Martin Atkins:
One of the principles I've been following with this stuff is to avoid
repurposing existing Atom elements that might be used by generic feed
readers, because sites will not want to alter what they're sending to
generic feed readers in order to support the new media bits.
I have similar concerns, but different conclusions. From what I've seen of
feeds in the wild, I get the impression that sites tend to take whatever
data they have available, and shove it into whatever fields look more or
less appropriate.
In the best case, you'll get an identical copy of the summary element. Worst
case you'll get a copy of the content element which may be a huge HTML blob,
complete with embedded image thumbnails and all sorts of unwanted metadata.
Either way you've created an element that's just a duplicate of existing
data. Have a look at all the RSS feeds out there using itunes and yahoo
media rss extensions. You tend to see the same content repeated a half dozen
times in different fields. I'd prefer this spec didn't encourage more of
that sort of thing.
IMHO you'd be better off encouraging sites to produce a good summary element
rather than trying to invent a new element that does essentially the same
thing. But that really is just MHO. I do see where you're coming from.

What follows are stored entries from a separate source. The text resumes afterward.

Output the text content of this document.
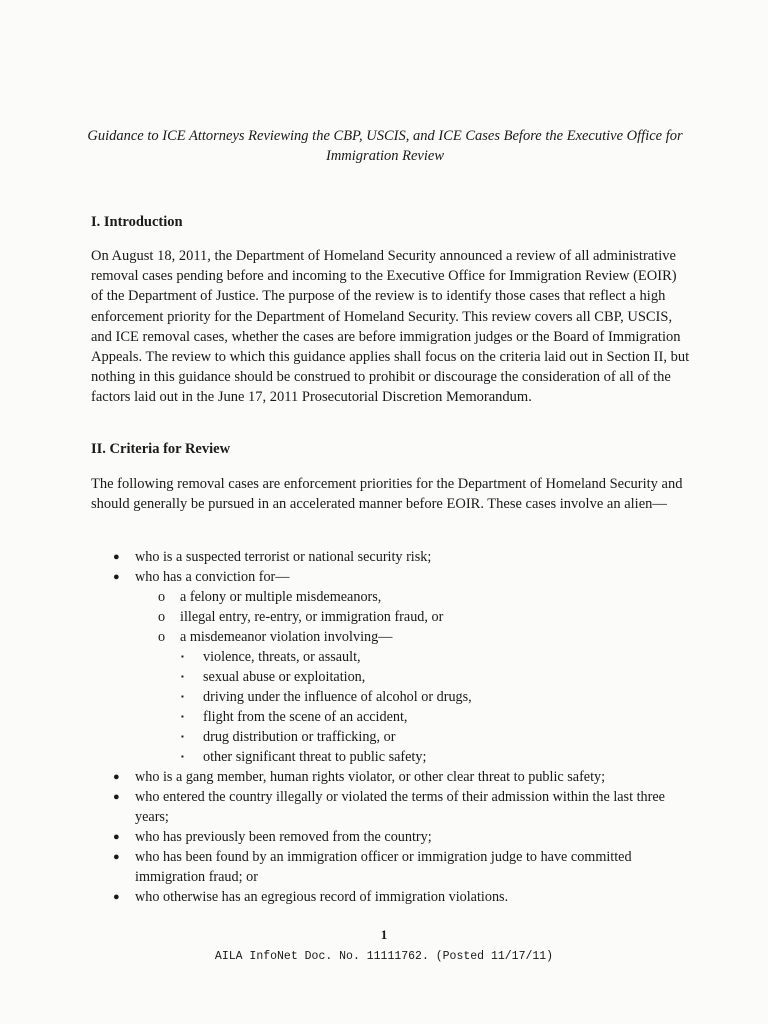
Guidance to ICE Attorneys Reviewing the CBP, USCIS, and ICE Cases Before the Executive Office for Immigration Review
I. Introduction
On August 18, 2011, the Department of Homeland Security announced a review of all administrative removal cases pending before and incoming to the Executive Office for Immigration Review (EOIR) of the Department of Justice. The purpose of the review is to identify those cases that reflect a high enforcement priority for the Department of Homeland Security. This review covers all CBP, USCIS, and ICE removal cases, whether the cases are before immigration judges or the Board of Immigration Appeals. The review to which this guidance applies shall focus on the criteria laid out in Section II, but nothing in this guidance should be construed to prohibit or discourage the consideration of all of the factors laid out in the June 17, 2011 Prosecutorial Discretion Memorandum.
II. Criteria for Review
The following removal cases are enforcement priorities for the Department of Homeland Security and should generally be pursued in an accelerated manner before EOIR. These cases involve an alien—
● who is a suspected terrorist or national security risk;
● who has a conviction for—
o a felony or multiple misdemeanors,
o illegal entry, re-entry, or immigration fraud, or
o a misdemeanor violation involving—
▪ violence, threats, or assault,
▪ sexual abuse or exploitation,
▪ driving under the influence of alcohol or drugs,
▪ flight from the scene of an accident,
▪ drug distribution or trafficking, or
▪ other significant threat to public safety;
● who is a gang member, human rights violator, or other clear threat to public safety;
● who entered the country illegally or violated the terms of their admission within the last three years;
● who has previously been removed from the country;
● who has been found by an immigration officer or immigration judge to have committed immigration fraud; or
● who otherwise has an egregious record of immigration violations.
1
AILA InfoNet Doc. No. 11111762. (Posted 11/17/11)
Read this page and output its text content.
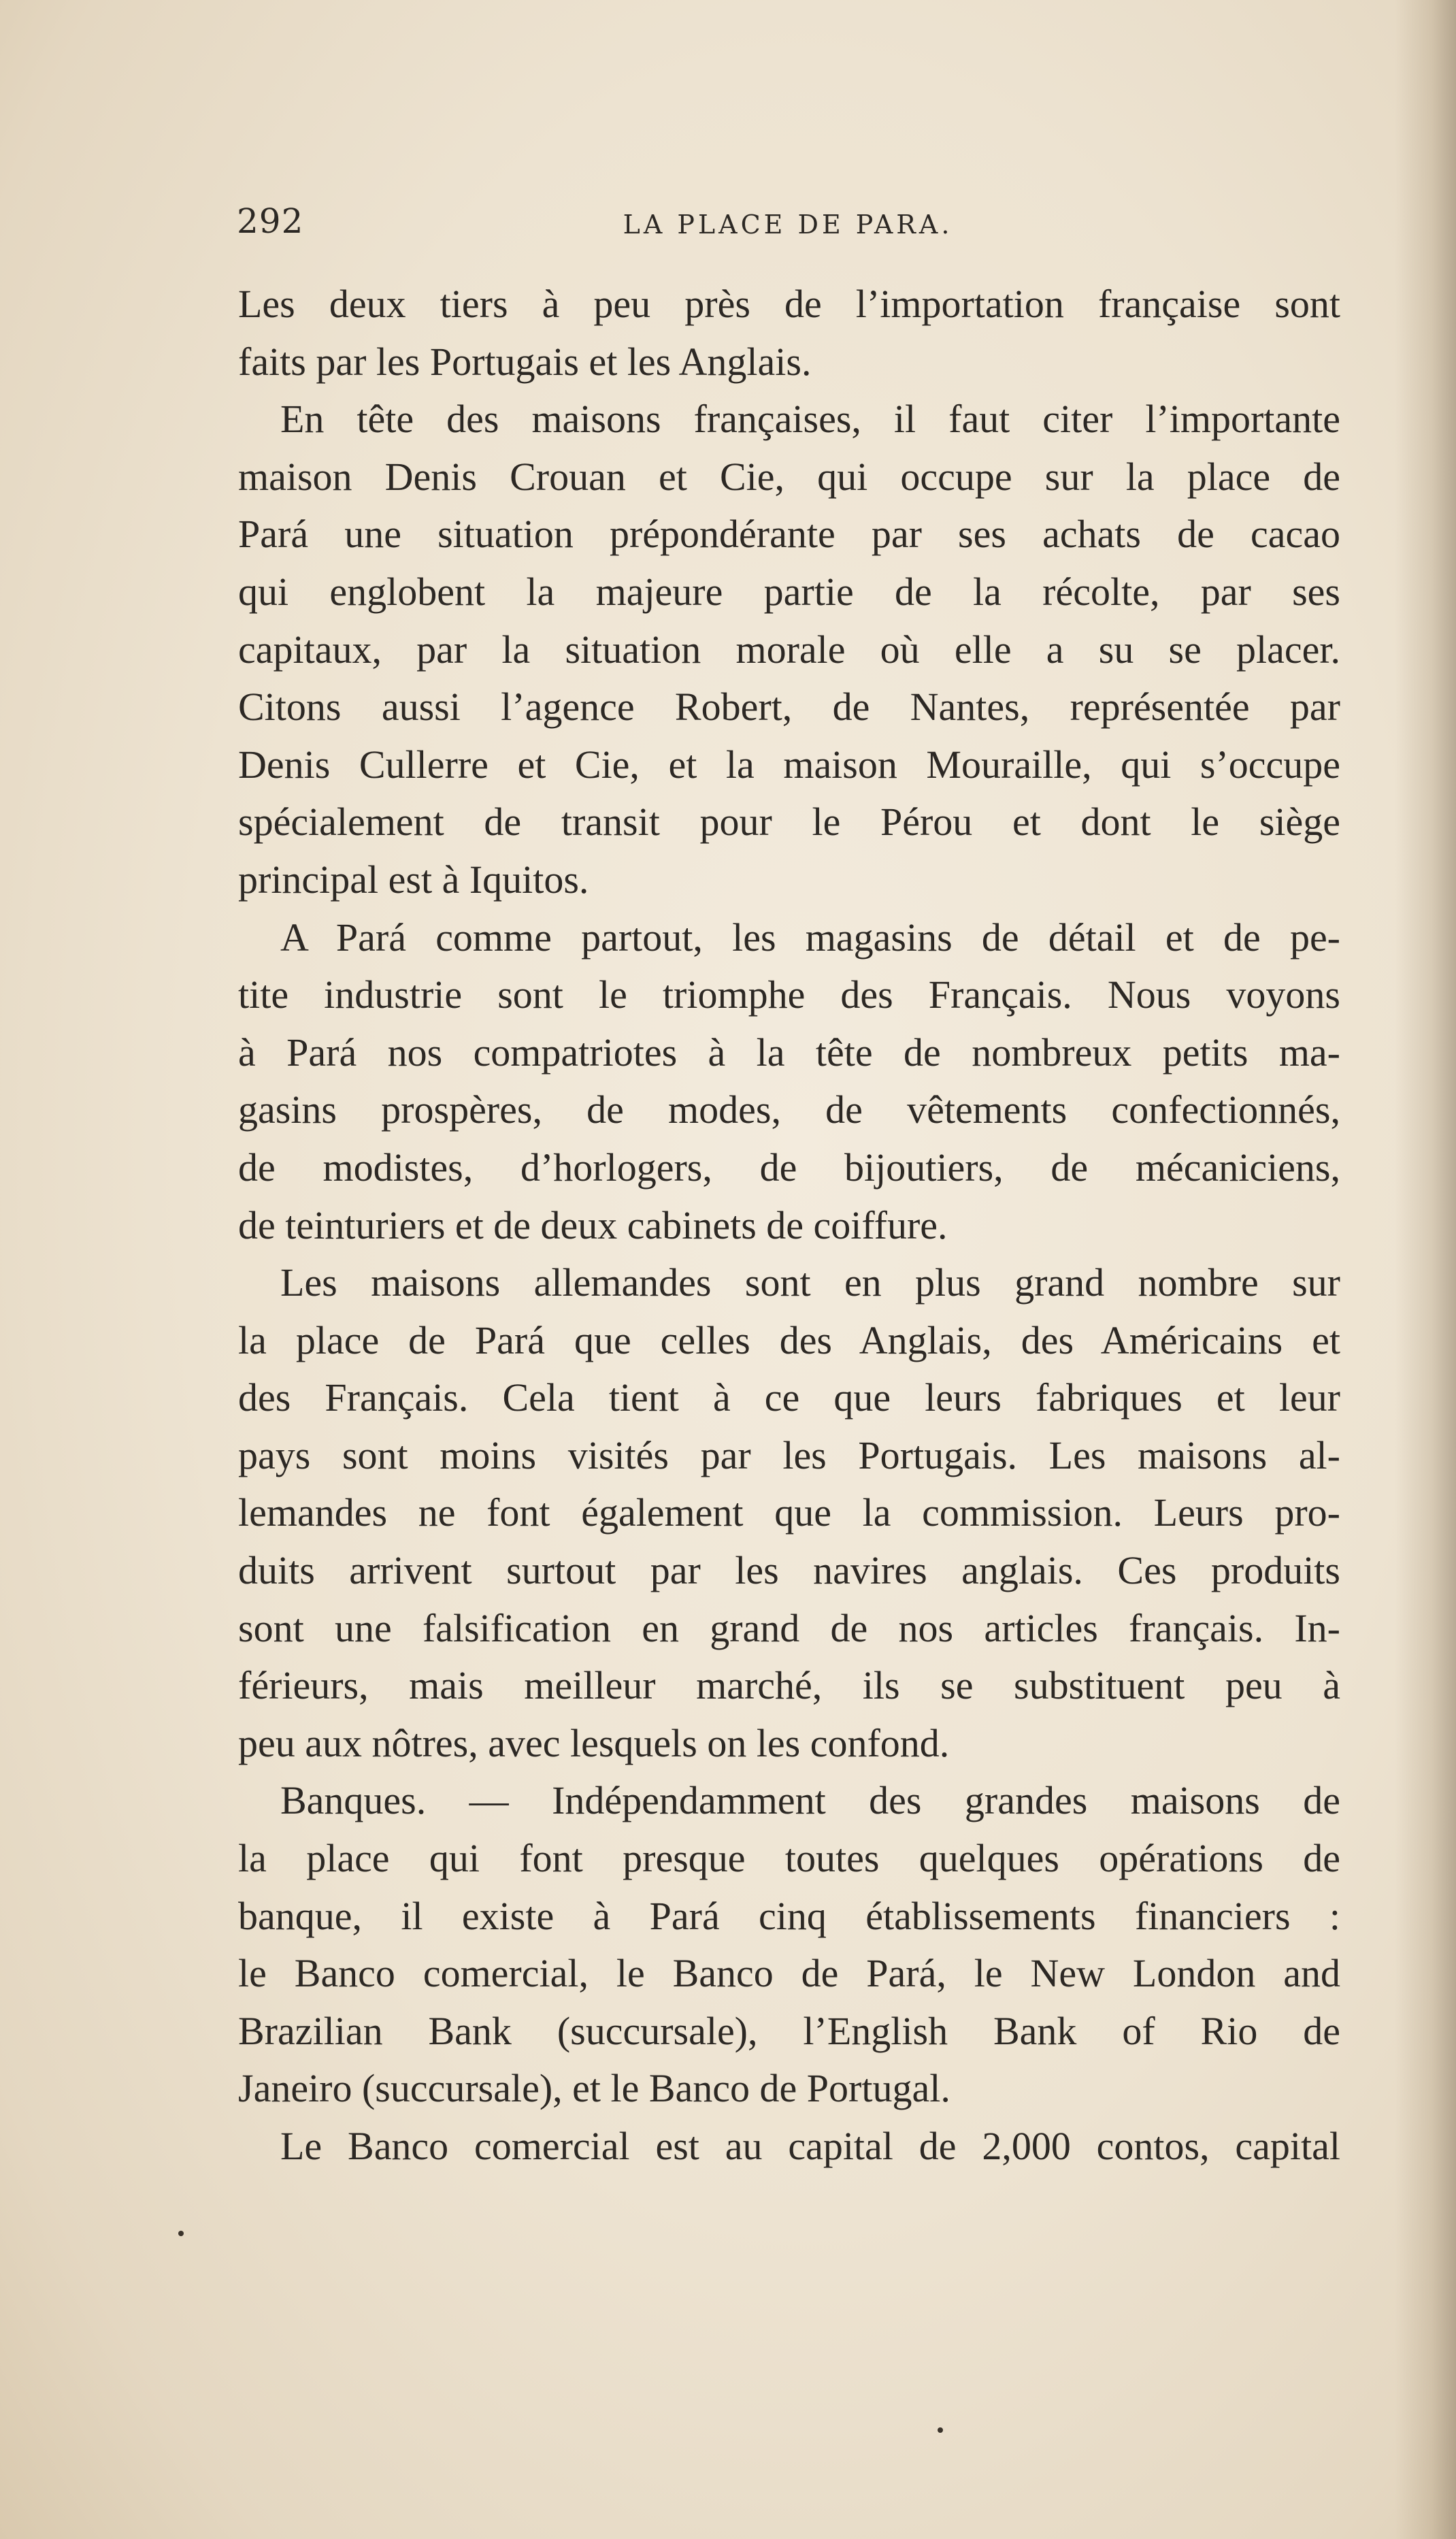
292	LA PLACE DE PARA.
Les deux tiers à peu près de l’importation française sont
faits par les Portugais et les Anglais.
En tête des maisons françaises, il faut citer l’importante
maison Denis Crouan et Cie, qui occupe sur la place de
Pará une situation prépondérante par ses achats de cacao
qui englobent la majeure partie de la récolte, par ses
capitaux, par la situation morale où elle a su se placer.
Citons aussi l’agence Robert, de Nantes, représentée par
Denis Cullerre et Cie, et la maison Mouraille, qui s’occupe
spécialement de transit pour le Pérou et dont le siège
principal est à Iquitos.
A Pará comme partout, les magasins de détail et de pe-
tite industrie sont le triomphe des Français. Nous voyons
à Pará nos compatriotes à la tête de nombreux petits ma-
gasins prospères, de modes, de vêtements confectionnés,
de modistes, d’horlogers, de bijoutiers, de mécaniciens,
de teinturiers et de deux cabinets de coiffure.
Les maisons allemandes sont en plus grand nombre sur
la place de Pará que celles des Anglais, des Américains et
des Français. Cela tient à ce que leurs fabriques et leur
pays sont moins visités par les Portugais. Les maisons al-
lemandes ne font également que la commission. Leurs pro-
duits arrivent surtout par les navires anglais. Ces produits
sont une falsification en grand de nos articles français. In-
férieurs, mais meilleur marché, ils se substituent peu à
peu aux nôtres, avec lesquels on les confond.
Banques. — Indépendamment des grandes maisons de
la place qui font presque toutes quelques opérations de
banque, il existe à Pará cinq établissements financiers :
le Banco comercial, le Banco de Pará, le New London and
Brazilian Bank (succursale), l’English Bank of Rio de
Janeiro (succursale), et le Banco de Portugal.
Le Banco comercial est au capital de 2,000 contos, capital
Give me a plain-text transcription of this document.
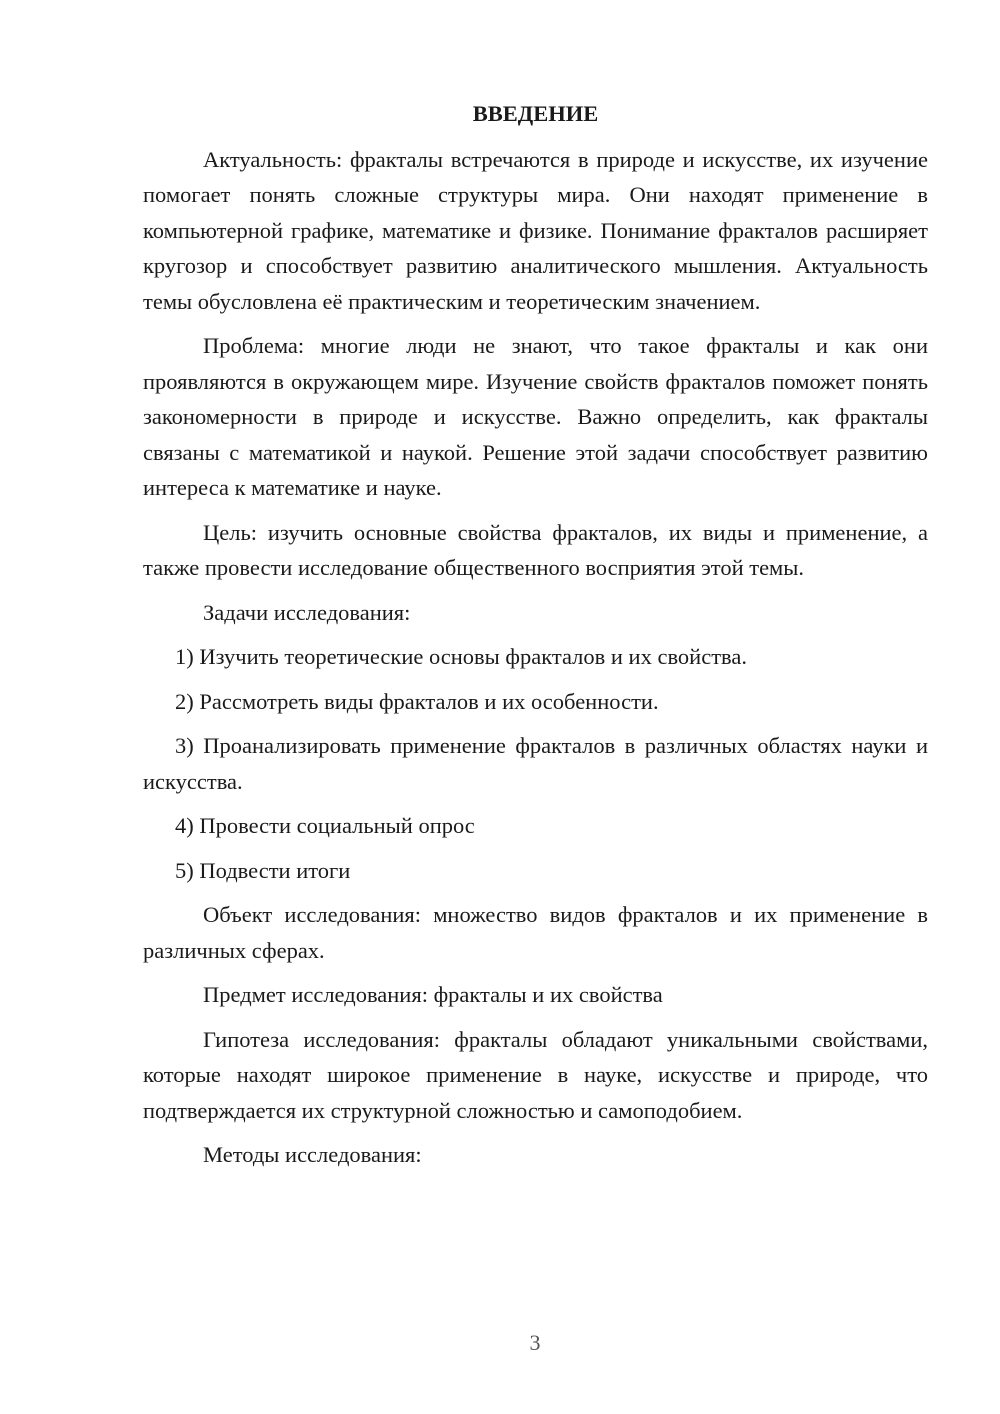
ВВЕДЕНИЕ

Актуальность: фракталы встречаются в природе и искусстве, их изучение помогает понять сложные структуры мира. Они находят применение в компьютерной графике, математике и физике. Понимание фракталов расширяет кругозор и способствует развитию аналитического мышления. Актуальность темы обусловлена её практическим и теоретическим значением.

Проблема: многие люди не знают, что такое фракталы и как они проявляются в окружающем мире. Изучение свойств фракталов поможет понять закономерности в природе и искусстве. Важно определить, как фракталы связаны с математикой и наукой. Решение этой задачи способствует развитию интереса к математике и науке.

Цель: изучить основные свойства фракталов, их виды и применение, а также провести исследование общественного восприятия этой темы.

Задачи исследования:

1) Изучить теоретические основы фракталов и их свойства.

2) Рассмотреть виды фракталов и их особенности.

3) Проанализировать применение фракталов в различных областях науки и искусства.

4) Провести социальный опрос

5) Подвести итоги

Объект исследования: множество видов фракталов и их применение в различных сферах.

Предмет исследования: фракталы и их свойства

Гипотеза исследования: фракталы обладают уникальными свойствами, которые находят широкое применение в науке, искусстве и природе, что подтверждается их структурной сложностью и самоподобием.

Методы исследования:

3
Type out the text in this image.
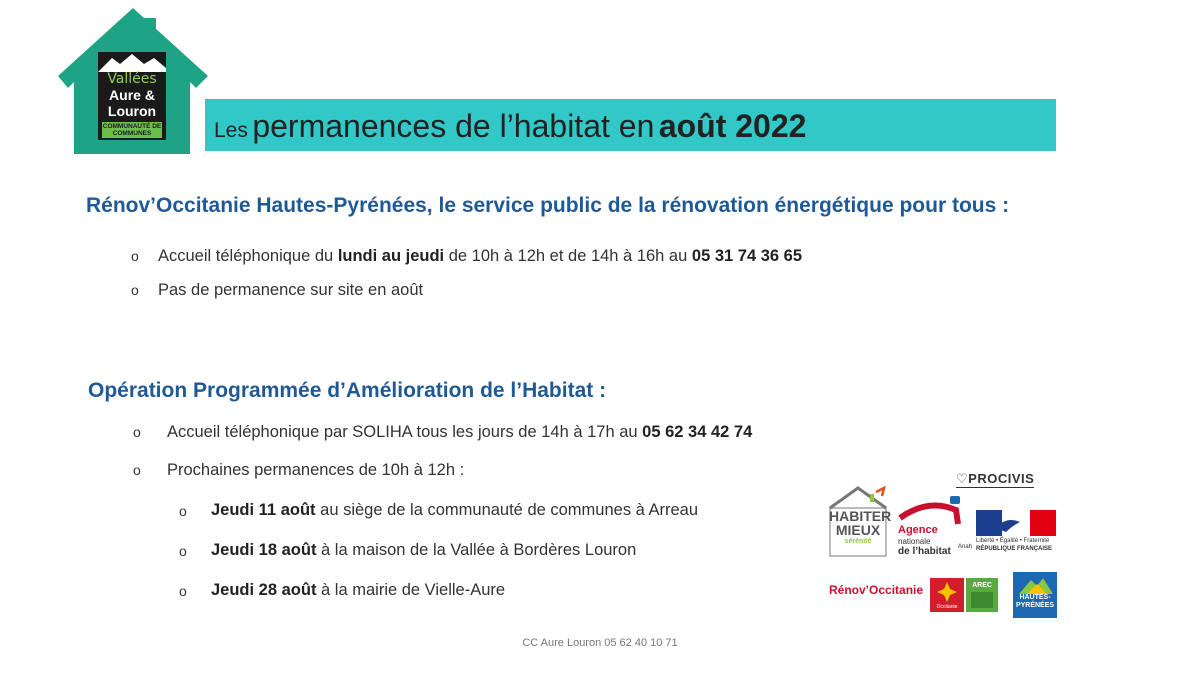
Vallées
Aure &
Louron
COMMUNAUTÉ DE COMMUNES	Les permanences de l’habitat en août 2022
Rénov’Occitanie Hautes-Pyrénées, le service public de la rénovation énergétique pour tous :
o Accueil téléphonique du lundi au jeudi de 10h à 12h et de 14h à 16h au 05 31 74 36 65
o Pas de permanence sur site en août
Opération Programmée d’Amélioration de l’Habitat :
o Accueil téléphonique par SOLIHA tous les jours de 14h à 17h au 05 62 34 42 74
o Prochaines permanences de 10h à 12h :
o Jeudi 11 août au siège de la communauté de communes à Arreau
o Jeudi 18 août à la maison de la Vallée à Bordères Louron
o Jeudi 28 août à la mairie de Vielle-Aure
♡PROCIVIS
HABITER
MIEUX
sérénité
Agence
nationale
de l’habitat Anah
Liberté • Égalité • Fraternité
RÉPUBLIQUE FRANÇAISE
Rénov’Occitanie
Occitanie
AREC
HAUTES-
PYRÉNÉES
CC Aure Louron 05 62 40 10 71
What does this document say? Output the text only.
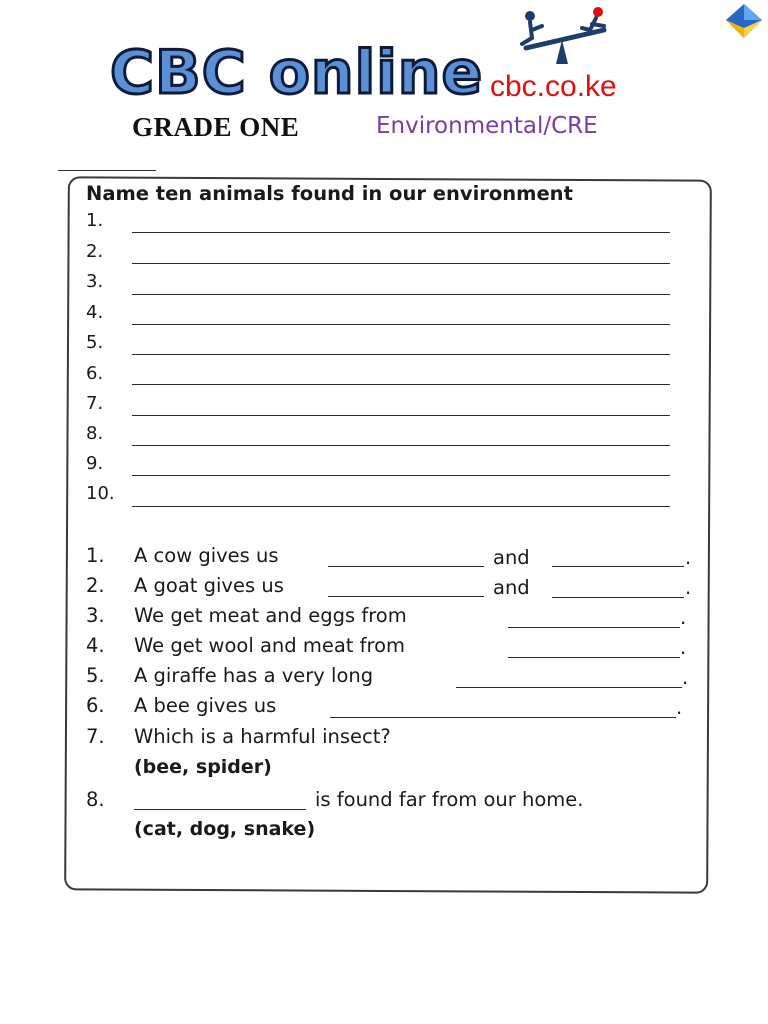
CBC online cbc.co.ke
GRADE ONE	Environmental/CRE
Name ten animals found in our environment
1.
2.
3.
4.
5.
6.
7.
8.
9.
10.
1. A cow gives us	and	.
2. A goat gives us	and	.
3. We get meat and eggs from	.
4. We get wool and meat from	.
5. A giraffe has a very long	.
6. A bee gives us	.
7. Which is a harmful insect?
(bee, spider)
8.	is found far from our home.
(cat, dog, snake)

It's worth pointing out that some feed parsers might be confused by the
use of existing atom:elements.
If this is true then that would certainly be a problem.
I wouldn't lose too much sleep over it. I ran some tests overnight on a
couple of feed readers and most seem ok (I wasn't specifically testing your
usage - just general forms of nested element reuse).
Wouldn't suprise me if other implementations do it too, though hopefully
they'd be okay as long as the feed-level atom:title appears before
atom:provider;
As a general rule that doesn't necessarily apply, but for the specific
failure cases I've seen at the feed level, having the atom:title first would
have avoided the problem.
I could add in a requirement that service:provider must appear after
atom:title if that would avoid this bug.
I don't think it would harm, but IMO that sort of thing belongs in an
interoperability appendix - not in the main body of the spec.
I'm also not sure if this sort of thing matters. For what it's worth, I
did also consider using atom:name, the child of atom:author for this
purpose, since we're really talking about the name of the provider rather
than its title.
If I had to choose, I'd say atom:name was more appropriate. Your usage seems
pretty close to the RFC4287 definition.
However, I could rewrite it to use custom elements if folks think
extending the reach of these Atom elements is wrong.
I honestly don't know. I was kind of hoping that some IETF expert on the
list would express an opinion once I'd raised the issue.